Once before it’s gone
In the end, Fleur de Lys lives up to its vaunted reputation
Wed, Jul 14, 2010 (6:15 p.m.)
Photo: Jaimie Trueblood / Bravo
Eating the entirety of Vegas is not a simple task; it requires rules and policies that govern. One of mine was created for efficiency: If a restaurant is planning to close for good, don't eat there. Why devote energy to something that will cease to exist? More importantly, what if it becomes my favorite? I don't need that kind of culinary heartbreak.
But that rule had to change. I never made it to Restaurant Charlie in Palazzo, reputedly one of the Strip's top seafood spots. It closed in March, and I regret missing out on a great chef's great food. I wasn't going to let that happen again. When I heard Hubert Keller's Fleur de Lys would shut down around September (exact closing date undetermined) to make way for the chef's new tapas bar concept, I made for Mandalay Bay immediately.
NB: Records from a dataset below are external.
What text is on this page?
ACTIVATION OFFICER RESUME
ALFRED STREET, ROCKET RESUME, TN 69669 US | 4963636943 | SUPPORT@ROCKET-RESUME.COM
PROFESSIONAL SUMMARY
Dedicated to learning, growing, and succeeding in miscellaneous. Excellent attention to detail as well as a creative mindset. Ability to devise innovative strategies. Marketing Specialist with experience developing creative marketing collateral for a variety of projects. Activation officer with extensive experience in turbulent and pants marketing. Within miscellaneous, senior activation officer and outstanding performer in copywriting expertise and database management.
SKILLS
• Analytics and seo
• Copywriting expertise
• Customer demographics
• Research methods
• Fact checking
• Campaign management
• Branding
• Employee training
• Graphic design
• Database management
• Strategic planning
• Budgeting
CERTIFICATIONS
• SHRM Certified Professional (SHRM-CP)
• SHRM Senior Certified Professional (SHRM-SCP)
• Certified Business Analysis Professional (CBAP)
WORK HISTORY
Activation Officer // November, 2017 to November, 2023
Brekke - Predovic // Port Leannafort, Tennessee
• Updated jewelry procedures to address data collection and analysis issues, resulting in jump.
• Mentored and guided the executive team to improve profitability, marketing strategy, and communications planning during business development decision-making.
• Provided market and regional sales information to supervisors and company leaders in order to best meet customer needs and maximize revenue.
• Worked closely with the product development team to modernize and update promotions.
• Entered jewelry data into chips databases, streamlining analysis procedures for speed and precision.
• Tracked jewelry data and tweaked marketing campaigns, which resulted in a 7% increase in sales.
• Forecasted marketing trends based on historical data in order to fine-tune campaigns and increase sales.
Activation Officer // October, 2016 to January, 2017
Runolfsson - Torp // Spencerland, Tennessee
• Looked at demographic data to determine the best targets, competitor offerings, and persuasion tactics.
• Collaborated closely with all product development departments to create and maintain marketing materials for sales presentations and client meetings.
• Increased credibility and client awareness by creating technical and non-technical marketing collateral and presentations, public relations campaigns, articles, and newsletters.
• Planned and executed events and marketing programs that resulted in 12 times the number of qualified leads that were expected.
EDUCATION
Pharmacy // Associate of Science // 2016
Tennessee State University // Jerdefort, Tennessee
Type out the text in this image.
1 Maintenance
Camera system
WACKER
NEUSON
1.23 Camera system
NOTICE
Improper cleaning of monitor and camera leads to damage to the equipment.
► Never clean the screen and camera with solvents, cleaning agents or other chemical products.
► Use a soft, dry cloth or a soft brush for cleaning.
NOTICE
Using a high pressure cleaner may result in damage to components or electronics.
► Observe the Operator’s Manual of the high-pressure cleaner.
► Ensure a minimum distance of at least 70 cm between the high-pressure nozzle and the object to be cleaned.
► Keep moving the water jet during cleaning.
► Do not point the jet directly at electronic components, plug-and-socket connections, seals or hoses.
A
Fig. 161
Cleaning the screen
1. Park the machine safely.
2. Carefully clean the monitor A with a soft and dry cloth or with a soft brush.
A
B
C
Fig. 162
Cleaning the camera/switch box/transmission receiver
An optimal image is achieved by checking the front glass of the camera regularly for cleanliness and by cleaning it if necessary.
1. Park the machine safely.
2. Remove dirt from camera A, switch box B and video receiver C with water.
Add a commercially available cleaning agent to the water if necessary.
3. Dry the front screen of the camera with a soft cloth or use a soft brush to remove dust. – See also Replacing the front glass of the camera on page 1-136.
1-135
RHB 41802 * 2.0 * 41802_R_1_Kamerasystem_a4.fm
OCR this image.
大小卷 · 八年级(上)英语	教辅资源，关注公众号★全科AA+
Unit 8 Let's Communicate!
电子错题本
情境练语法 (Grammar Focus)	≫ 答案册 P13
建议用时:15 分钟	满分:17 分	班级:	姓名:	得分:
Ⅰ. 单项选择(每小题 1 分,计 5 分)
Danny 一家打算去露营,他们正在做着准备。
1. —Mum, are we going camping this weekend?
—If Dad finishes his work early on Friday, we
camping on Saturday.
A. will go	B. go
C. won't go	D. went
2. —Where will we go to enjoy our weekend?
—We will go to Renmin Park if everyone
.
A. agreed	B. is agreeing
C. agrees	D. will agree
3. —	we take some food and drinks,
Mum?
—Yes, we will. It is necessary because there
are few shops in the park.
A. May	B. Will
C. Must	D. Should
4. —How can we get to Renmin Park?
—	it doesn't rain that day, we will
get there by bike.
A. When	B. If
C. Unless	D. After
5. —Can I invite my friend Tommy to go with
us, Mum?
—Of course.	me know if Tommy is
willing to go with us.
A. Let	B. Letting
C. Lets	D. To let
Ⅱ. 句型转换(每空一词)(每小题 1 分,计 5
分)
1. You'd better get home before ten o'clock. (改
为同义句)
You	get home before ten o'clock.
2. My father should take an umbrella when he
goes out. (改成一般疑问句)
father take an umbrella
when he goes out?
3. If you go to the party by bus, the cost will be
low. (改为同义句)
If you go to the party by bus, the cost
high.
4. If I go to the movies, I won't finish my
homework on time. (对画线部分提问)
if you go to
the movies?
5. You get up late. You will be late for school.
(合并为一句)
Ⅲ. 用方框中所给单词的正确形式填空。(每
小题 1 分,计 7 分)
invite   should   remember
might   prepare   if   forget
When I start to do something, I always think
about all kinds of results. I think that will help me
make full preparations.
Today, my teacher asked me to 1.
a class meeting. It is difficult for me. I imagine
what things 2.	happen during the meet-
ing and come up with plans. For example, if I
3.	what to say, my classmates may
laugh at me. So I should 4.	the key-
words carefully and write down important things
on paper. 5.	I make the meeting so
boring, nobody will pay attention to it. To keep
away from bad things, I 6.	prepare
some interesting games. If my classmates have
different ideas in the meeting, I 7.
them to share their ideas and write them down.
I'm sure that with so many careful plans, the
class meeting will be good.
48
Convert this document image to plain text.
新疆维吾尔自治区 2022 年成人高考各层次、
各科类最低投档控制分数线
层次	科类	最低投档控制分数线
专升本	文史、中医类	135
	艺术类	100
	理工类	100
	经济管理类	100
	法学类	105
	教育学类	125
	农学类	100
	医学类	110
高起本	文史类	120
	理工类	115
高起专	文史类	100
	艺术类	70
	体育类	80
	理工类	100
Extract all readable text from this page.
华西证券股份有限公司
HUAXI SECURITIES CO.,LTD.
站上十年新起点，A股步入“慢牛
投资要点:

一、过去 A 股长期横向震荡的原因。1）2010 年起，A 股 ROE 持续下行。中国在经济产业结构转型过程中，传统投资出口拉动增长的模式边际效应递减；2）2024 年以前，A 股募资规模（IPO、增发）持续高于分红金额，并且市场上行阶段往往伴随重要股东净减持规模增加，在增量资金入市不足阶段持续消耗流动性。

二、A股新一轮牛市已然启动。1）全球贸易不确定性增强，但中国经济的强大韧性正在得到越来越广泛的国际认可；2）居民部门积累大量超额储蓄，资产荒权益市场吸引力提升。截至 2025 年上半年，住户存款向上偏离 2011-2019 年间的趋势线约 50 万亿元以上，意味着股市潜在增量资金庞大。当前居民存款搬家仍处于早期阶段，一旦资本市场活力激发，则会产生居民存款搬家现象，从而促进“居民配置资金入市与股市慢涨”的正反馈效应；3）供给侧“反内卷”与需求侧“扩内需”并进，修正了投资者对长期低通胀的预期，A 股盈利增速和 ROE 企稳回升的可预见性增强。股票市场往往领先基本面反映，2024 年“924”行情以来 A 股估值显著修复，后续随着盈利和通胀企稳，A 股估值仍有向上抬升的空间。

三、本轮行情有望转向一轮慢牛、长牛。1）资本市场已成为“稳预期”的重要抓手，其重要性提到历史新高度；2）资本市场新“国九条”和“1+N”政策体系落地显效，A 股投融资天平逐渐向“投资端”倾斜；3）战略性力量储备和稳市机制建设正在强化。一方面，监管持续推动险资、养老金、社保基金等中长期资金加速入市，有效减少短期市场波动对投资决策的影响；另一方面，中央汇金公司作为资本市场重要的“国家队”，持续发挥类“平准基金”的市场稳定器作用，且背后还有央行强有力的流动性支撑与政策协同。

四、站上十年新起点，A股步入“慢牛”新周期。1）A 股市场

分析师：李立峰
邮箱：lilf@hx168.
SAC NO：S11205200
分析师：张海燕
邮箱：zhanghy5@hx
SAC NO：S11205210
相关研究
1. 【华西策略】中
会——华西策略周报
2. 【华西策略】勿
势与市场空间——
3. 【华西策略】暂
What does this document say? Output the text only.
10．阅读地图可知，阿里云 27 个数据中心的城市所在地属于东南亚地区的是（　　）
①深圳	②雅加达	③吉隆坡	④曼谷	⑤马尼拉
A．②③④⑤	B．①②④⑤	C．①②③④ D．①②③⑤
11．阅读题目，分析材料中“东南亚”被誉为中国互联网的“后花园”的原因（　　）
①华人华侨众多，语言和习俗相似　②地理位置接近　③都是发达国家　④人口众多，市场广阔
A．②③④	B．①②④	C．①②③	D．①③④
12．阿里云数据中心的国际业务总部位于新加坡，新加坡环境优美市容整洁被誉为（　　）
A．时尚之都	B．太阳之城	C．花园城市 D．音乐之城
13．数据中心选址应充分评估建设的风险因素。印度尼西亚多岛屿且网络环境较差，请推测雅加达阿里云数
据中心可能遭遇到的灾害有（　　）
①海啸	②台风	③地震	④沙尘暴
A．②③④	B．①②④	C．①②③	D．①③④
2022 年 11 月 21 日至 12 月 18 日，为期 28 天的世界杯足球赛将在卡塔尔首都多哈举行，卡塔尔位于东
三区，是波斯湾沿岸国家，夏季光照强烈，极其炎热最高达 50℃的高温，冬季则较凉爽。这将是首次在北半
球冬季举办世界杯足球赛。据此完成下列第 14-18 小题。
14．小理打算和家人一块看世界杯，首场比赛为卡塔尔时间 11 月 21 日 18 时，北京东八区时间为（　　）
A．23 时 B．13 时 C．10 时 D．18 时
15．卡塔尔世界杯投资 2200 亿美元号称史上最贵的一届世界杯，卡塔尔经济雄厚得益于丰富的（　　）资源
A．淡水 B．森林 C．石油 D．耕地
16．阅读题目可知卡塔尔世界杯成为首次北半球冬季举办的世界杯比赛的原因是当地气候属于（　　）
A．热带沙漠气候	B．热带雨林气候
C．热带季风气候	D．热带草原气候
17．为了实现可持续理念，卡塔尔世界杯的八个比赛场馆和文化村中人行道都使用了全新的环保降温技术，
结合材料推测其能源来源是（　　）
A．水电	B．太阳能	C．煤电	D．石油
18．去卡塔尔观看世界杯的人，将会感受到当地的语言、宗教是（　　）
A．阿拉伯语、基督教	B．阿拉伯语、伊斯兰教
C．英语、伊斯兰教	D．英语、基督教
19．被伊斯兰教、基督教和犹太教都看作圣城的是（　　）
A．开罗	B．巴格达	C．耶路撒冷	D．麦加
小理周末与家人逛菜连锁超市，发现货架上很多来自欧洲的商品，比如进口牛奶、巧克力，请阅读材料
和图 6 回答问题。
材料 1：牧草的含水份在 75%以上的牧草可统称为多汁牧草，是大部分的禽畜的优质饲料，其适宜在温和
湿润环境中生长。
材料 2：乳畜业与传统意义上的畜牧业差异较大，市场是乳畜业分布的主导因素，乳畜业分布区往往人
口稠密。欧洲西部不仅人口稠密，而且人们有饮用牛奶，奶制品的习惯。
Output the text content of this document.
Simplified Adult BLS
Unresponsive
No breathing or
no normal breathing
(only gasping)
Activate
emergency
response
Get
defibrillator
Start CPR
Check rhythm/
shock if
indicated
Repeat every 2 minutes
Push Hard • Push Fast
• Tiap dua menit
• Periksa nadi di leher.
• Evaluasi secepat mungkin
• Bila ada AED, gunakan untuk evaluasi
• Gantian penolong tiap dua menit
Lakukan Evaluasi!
With the influx of world-famous French chefs in recent years—and the success of Keller's Burger Bar—the beautiful and elegant Fleur de Lys might be a bit forgotten.
- Fleur de Lys
- At Mandalay Bay, 632-9400.
- Daily, 5:30-10:30 p.m.
But I won't forget my first and only meal there: We began with a decorative salad of hearts of palm and a rich dish of veal and Yukon gold potato ravioli, then moved on to mind-blowing butter-poached Maine lobster with chanterelles and perhaps the most flavorful braised short ribs around, accented with a Guinness reduction. We shut it down with a perfect chocolate soufflé, light and fluffy, into which our server joyfully poured hot chocolate ganache. I'm sure what comes next will be a winner, but it's a shame this food is leaving Las Vegas.